Dr. Kris Hill (winter and summer semester 2024/2025)
Kris earned her PhD in Anthrozoology from the University of Exeter, UK. Her doctoral research focused on discourses surrounding roaming cats (Felis catus) and cat-human relations. Anthrozoology is the study of human interactions with members of other animal species and draws upon scholarship and methodological approaches from a wide range of disciplines. Kris’ research is primarily qualitative, utilising discourse analysis, content analysis, and multispecies ethnographic approaches to explore more-than-human relationships and multispecies cultural co-creation. Her academic areas of interests include more-than-human families, griefwork, animal representations, animals and tourism, cat-human cultures, and more-than-human research ethics. Since 2019, Kris has authored or co-authored over 15 peer-reviewed papers or book chapters and presented her research to a range of audiences. Read more about Kris’ research interests and collaborative project here: https://academiccatlady.com/
In 2023 Kris founded the Cat Academic Think Tank (e-CATT), which is a cross-disciplinary group of academics whose interests are related to domestic cats or small wild cat species. Since 2021, Kris has served as a Communications Officer for the Society of Companion Animal Studies (SCAS), and in 2023 joined the board of trustees. Kris co-organises an annual online student conference in human-animal studies (Anthrozoology as International Practice, AIP) and is a co-host on The Anthrozoology Podcast. Kris is also an associate editor for the relaunched journal, Sloth: A Journal of Emerging Voices in Human-Animal Studies.
Dr. Jouni-Matti Kuukkanen (summer semester 2024/2025)
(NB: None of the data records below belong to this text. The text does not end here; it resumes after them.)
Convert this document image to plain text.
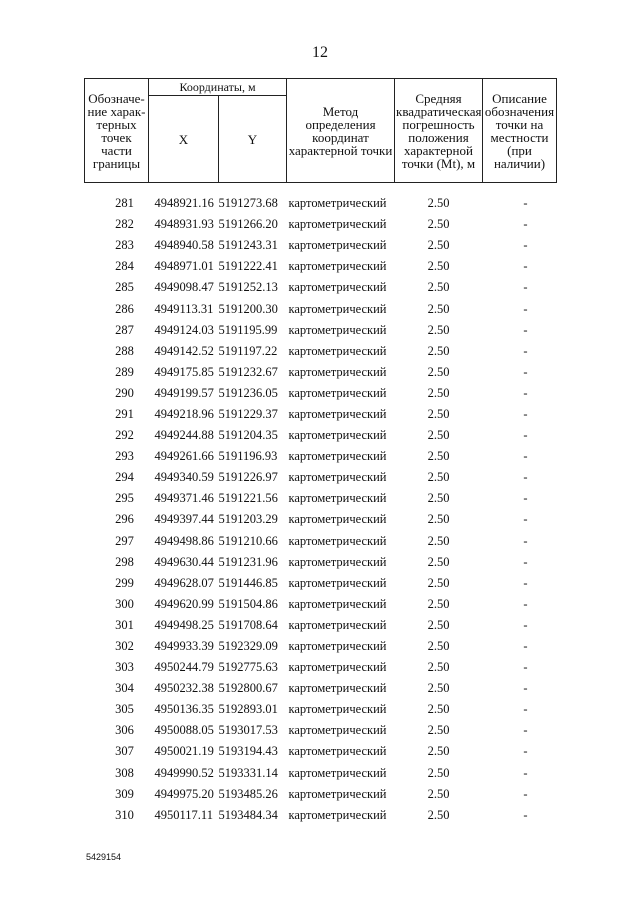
12
Обозначе-ние харак-терных точек части границы	Координаты, м		Метод определения координат характерной точки	Средняя квадратическая погрешность положения характерной точки (Mt), м	Описание обозначения точки на местности (при наличии)
	X	Y			
281	4948921.16	5191273.68	картометрический	2.50	-
282	4948931.93	5191266.20	картометрический	2.50	-
283	4948940.58	5191243.31	картометрический	2.50	-
284	4948971.01	5191222.41	картометрический	2.50	-
285	4949098.47	5191252.13	картометрический	2.50	-
286	4949113.31	5191200.30	картометрический	2.50	-
287	4949124.03	5191195.99	картометрический	2.50	-
288	4949142.52	5191197.22	картометрический	2.50	-
289	4949175.85	5191232.67	картометрический	2.50	-
290	4949199.57	5191236.05	картометрический	2.50	-
291	4949218.96	5191229.37	картометрический	2.50	-
292	4949244.88	5191204.35	картометрический	2.50	-
293	4949261.66	5191196.93	картометрический	2.50	-
294	4949340.59	5191226.97	картометрический	2.50	-
295	4949371.46	5191221.56	картометрический	2.50	-
296	4949397.44	5191203.29	картометрический	2.50	-
297	4949498.86	5191210.66	картометрический	2.50	-
298	4949630.44	5191231.96	картометрический	2.50	-
299	4949628.07	5191446.85	картометрический	2.50	-
300	4949620.99	5191504.86	картометрический	2.50	-
301	4949498.25	5191708.64	картометрический	2.50	-
302	4949933.39	5192329.09	картометрический	2.50	-
303	4950244.79	5192775.63	картометрический	2.50	-
304	4950232.38	5192800.67	картометрический	2.50	-
305	4950136.35	5192893.01	картометрический	2.50	-
306	4950088.05	5193017.53	картометрический	2.50	-
307	4950021.19	5193194.43	картометрический	2.50	-
308	4949990.52	5193331.14	картометрический	2.50	-
309	4949975.20	5193485.26	картометрический	2.50	-
310	4950117.11	5193484.34	картометрический	2.50	-
5429154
Professor Jouni-Matti Kuukkanen is teaching the course entitled Methodologism: A Pragmatist Account of Knowing and Meaning at the Department of Philosophy and Social Sciences of FF UHK. This course is based on his forthcoming book Doing, Knowing and Getting it Right: Methodologism as Pragmatism (Cambridge University Press).
Kuukkanen has been a Professor of Philosophy at the University of Oulu since 2018 and served as the Chair of the Department from 2020 to 2022. He is currently the Director of the Eudaimonia Institute of the Human Sciences at the University of Oulu. Previously, he has worked or resided as a research fellow at the universities of Durham, Leiden, Hull, and Cambridge.
Kuukkanen was the Editor-in-Chief of the Journal of the Philosophy from 2017 to 2021. His monograph was chosen as the best in the philosophy of historiography in 2016 by the International Commission for the History and Theory of Historiography (ICHTH). His most recent edited book is Philosophy of History: Twenty-First-Century Perspectives (Bloomsbury, 2021).
Kuukkanen has published papers on the philosophy of science, Thomas Kuhn, the philosophy of historiography, and philosophical questions about the history of science and conceptual history.”